Os pistoleiros que são contratados para matar realizam, em pequena escala o mesmo serviço que cumprem, em grande escala, os generais condecorados por crimes que são elevados à categoria de glórias militares. Os assaltantes, à coca nas esquinas, desferem golpes que são a versão artesanal dos golpes de sorte assestados pelos grandes especuladores que espoliam multidões a golpes de computador. Os violadores que mais ferozmente violam a natureza e os direitos humanos nunca são presos. Têm as chaves das cadeias. No mundo tal como está, o mundo às avessas, os países que custeiam a paz universal são aqueles que mais armas fabricam e os que mais armas vendem aos restantes países; os bancos mais prestigiados são os que mais narcodólares lavam e os que mais dinheiro roubado guardam; as indústrias mais florescentes são as que mais envenenam o planeta; e a salvação do meio ambiente é o mais brilhante negócio das empresas que o aniquilam. São dignos de impunidade e felicitações os que matam mais gente em menos tempo, os que ganham dinheiro com menos trabalho e os que destroem a maior quantidade de Natureza com menos custos.
Caminhar é um perigo e respirar é uma façanha nas grandes cidades do mundo às avessas. Quem não é prisioneiro da necessidade é prisioneiro do medo: uns não dormem pela ansiedade de ter as coisas que não têm e outros não dormem pelo pânico de perderem as coisas que têm. O mundo às avessas treina-nos para ver o próximo como uma ameaça e não como uma promessa, reduz-nos à solidão e consola-nos com drogas químicas e amigos cibernéticos. Estamos condenados a morrer de tédio, se uma bala perdida não nos abreviar a existência.
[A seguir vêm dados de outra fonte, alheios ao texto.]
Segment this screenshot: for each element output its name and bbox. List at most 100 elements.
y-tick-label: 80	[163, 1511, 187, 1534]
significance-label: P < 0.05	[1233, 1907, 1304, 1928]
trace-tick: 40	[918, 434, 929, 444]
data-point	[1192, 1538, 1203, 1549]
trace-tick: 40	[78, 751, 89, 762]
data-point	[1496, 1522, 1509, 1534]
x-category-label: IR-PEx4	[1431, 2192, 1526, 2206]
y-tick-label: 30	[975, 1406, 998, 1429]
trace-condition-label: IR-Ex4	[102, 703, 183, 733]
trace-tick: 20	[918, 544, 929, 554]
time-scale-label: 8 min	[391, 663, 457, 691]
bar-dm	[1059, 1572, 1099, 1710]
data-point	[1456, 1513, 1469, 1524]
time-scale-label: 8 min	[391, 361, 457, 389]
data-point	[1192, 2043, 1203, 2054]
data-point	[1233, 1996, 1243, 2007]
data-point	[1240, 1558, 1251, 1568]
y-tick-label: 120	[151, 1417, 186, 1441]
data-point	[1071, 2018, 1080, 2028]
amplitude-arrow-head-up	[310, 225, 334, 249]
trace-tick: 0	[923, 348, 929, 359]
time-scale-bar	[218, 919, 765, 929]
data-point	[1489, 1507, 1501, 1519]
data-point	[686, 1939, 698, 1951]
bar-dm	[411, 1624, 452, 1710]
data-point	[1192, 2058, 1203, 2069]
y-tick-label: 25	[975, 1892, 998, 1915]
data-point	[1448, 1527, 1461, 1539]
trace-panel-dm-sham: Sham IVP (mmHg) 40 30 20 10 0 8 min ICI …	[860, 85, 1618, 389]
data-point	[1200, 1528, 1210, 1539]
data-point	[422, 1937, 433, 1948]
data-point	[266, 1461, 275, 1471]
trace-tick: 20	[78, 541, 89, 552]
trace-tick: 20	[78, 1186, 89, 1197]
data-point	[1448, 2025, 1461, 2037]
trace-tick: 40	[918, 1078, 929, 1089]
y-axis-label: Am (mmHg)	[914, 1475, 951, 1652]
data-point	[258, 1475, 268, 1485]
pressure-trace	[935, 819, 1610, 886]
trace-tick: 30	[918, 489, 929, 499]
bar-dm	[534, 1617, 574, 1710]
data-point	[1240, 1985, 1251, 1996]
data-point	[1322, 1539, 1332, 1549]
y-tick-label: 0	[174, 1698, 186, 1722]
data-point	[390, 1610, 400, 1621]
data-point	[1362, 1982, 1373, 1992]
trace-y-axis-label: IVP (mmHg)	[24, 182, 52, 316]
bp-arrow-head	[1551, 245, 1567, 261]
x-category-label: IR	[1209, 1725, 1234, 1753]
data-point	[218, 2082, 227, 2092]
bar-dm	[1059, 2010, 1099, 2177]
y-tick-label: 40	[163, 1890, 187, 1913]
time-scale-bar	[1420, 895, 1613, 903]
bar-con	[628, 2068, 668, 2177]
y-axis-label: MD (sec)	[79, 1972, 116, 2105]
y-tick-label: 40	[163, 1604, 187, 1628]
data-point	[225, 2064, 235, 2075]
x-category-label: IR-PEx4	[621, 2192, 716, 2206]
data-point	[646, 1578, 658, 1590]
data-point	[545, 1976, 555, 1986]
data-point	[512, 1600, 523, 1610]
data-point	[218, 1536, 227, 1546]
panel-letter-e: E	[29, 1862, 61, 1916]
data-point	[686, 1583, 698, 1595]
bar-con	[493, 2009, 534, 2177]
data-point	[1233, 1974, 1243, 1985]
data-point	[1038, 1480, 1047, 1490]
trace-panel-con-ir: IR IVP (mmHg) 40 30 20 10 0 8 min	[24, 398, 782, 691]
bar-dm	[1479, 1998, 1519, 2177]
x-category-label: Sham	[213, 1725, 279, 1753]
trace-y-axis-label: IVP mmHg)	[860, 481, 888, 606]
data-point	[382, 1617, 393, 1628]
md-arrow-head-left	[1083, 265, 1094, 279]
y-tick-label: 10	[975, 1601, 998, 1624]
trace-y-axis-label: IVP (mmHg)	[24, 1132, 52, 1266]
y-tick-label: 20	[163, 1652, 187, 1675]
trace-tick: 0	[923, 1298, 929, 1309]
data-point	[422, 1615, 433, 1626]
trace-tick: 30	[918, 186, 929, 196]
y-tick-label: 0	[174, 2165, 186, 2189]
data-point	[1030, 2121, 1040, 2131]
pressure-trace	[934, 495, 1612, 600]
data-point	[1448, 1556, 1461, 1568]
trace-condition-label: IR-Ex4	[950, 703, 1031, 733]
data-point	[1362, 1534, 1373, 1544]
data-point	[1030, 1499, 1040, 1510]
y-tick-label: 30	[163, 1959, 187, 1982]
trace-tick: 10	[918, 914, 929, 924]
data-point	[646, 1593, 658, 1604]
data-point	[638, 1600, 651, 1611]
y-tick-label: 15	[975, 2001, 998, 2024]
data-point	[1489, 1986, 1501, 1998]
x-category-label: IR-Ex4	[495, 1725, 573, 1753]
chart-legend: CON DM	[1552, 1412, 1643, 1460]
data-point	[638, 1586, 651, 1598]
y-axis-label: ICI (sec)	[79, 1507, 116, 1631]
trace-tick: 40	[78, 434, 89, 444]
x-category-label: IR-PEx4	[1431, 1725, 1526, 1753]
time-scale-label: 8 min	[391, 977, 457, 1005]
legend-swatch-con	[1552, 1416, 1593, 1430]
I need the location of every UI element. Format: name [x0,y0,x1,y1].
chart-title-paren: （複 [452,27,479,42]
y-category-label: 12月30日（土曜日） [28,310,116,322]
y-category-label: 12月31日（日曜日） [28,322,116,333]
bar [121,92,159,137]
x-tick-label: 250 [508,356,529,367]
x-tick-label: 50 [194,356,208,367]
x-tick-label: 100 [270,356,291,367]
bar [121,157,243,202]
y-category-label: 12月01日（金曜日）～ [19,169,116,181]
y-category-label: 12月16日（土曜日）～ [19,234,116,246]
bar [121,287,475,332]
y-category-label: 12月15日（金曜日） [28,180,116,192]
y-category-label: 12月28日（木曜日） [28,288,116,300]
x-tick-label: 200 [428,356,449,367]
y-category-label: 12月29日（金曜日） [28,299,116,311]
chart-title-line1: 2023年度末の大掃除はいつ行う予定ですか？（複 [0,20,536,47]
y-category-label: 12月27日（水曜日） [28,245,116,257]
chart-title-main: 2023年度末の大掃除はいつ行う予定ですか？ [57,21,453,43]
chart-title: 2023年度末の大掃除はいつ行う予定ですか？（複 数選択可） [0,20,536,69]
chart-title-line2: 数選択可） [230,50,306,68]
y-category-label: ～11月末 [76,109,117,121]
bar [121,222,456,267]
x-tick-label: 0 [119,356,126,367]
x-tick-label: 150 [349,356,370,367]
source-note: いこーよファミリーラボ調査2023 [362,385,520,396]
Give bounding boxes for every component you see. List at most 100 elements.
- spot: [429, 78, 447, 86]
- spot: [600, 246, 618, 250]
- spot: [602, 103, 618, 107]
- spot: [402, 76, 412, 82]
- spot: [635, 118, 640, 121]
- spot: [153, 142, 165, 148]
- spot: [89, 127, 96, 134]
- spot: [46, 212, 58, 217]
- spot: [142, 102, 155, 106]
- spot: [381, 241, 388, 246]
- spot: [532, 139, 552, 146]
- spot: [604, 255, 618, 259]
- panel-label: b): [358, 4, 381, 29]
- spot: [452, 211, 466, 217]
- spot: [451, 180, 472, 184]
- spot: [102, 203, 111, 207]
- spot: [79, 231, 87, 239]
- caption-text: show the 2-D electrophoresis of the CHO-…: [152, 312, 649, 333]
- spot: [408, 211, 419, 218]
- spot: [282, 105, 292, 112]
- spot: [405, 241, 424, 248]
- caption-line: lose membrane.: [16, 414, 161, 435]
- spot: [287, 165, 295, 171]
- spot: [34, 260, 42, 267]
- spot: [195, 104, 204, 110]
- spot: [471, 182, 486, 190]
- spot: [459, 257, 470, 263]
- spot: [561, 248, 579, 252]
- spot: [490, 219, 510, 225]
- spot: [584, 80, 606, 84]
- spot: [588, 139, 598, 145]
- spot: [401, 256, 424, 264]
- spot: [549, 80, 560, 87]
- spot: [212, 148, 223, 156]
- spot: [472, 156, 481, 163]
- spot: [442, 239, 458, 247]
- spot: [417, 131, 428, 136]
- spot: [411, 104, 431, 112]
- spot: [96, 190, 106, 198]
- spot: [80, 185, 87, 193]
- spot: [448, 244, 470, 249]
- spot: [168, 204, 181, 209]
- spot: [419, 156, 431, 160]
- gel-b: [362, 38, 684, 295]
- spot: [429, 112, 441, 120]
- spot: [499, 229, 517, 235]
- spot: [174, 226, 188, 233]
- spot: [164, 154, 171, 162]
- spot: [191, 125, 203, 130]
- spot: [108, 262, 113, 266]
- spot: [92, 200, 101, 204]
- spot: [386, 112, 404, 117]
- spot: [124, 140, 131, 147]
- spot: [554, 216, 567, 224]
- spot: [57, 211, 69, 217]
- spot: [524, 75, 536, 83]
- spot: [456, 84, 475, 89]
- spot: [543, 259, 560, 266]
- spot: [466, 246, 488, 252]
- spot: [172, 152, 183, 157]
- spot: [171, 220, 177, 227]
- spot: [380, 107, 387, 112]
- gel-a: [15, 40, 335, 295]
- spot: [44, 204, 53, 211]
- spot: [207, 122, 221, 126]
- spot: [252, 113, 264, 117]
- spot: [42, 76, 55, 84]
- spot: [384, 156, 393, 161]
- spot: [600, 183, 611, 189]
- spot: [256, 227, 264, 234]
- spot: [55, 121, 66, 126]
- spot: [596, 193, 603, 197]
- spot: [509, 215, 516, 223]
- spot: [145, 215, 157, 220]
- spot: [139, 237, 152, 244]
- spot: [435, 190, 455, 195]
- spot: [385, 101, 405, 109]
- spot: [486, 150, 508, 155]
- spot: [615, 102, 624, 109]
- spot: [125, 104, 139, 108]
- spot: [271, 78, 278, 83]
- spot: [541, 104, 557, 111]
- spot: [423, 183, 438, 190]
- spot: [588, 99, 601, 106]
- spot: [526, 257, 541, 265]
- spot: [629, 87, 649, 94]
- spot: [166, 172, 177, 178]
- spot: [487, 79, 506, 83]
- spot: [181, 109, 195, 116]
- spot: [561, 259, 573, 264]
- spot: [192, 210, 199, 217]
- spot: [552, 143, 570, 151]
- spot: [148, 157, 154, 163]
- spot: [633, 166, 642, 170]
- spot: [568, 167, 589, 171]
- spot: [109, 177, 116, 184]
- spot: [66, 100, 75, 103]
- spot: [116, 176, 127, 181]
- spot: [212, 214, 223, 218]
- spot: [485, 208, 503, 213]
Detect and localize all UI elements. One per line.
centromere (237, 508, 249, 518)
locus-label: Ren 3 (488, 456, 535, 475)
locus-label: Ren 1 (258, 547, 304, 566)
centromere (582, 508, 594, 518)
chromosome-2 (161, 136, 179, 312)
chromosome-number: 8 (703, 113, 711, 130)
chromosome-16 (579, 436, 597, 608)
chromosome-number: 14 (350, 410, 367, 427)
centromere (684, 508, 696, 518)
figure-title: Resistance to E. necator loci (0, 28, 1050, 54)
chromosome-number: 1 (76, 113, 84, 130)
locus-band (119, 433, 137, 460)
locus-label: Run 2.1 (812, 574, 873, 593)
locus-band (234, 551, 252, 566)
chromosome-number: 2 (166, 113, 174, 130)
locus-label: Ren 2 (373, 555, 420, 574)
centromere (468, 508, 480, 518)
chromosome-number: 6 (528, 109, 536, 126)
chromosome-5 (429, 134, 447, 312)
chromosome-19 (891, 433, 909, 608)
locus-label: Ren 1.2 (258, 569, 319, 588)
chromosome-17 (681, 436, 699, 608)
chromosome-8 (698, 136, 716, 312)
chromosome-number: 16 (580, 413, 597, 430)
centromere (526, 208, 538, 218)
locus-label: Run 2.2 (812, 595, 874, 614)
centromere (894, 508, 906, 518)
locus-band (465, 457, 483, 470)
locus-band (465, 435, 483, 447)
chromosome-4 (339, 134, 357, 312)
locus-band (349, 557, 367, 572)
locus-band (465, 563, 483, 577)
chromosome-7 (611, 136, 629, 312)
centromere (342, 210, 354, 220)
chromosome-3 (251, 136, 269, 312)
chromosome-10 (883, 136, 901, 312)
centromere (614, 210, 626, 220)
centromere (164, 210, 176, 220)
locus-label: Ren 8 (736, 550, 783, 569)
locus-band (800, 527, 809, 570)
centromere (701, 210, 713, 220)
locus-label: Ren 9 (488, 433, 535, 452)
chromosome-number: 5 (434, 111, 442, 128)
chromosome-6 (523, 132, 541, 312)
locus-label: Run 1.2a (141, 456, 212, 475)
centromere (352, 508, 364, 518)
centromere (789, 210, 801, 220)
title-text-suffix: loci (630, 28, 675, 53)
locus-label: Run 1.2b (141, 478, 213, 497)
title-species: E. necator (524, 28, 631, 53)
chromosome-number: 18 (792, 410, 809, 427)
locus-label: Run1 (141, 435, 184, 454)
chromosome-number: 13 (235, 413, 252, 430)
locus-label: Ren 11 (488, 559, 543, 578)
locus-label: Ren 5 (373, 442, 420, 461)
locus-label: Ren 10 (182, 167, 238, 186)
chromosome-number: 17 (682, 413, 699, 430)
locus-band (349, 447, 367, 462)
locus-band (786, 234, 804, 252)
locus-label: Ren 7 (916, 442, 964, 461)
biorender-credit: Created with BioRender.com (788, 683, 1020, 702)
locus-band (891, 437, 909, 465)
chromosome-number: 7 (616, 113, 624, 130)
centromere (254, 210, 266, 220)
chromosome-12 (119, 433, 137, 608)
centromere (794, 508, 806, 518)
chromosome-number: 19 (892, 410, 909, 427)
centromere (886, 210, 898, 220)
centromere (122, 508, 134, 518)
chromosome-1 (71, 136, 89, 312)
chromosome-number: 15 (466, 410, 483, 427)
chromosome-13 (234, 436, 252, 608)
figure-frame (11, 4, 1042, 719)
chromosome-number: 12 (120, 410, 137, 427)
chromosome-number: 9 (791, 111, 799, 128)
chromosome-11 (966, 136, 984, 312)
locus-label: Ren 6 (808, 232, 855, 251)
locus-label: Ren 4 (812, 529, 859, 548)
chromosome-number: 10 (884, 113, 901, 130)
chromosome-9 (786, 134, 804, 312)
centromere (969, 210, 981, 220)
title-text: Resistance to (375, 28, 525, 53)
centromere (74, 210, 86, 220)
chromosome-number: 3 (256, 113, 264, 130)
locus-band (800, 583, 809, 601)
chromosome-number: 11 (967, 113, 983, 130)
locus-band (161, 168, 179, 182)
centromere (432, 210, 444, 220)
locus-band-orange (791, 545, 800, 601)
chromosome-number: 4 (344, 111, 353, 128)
Será esta liberdade, a liberdade de escolher entre estas ameaças de desgraça, a nossa única liberdade possível? O mundo ás avessas ensina-nos a padecer a realidade em vez de a mudar, a esquecer o passado em vez de o ouvir e a aceitar o futuro em vez de o imaginar: assim age o crime e assim o recomenda. Na sua escola, a escola do crime, são obrigatórias as aulas de impotência, amnésia e resignação. Mas está visto que não há desgraça sem graça, nem medalha que não tenha reverso, nem tempestade que não traga bonança, nem desânimo que não procure ânimo. Também não há escola que não encontre a sua contra-escola.


GALEANO, Eduardo, De Pernas para o ar, Lisboa, Editorial Caminho,2002.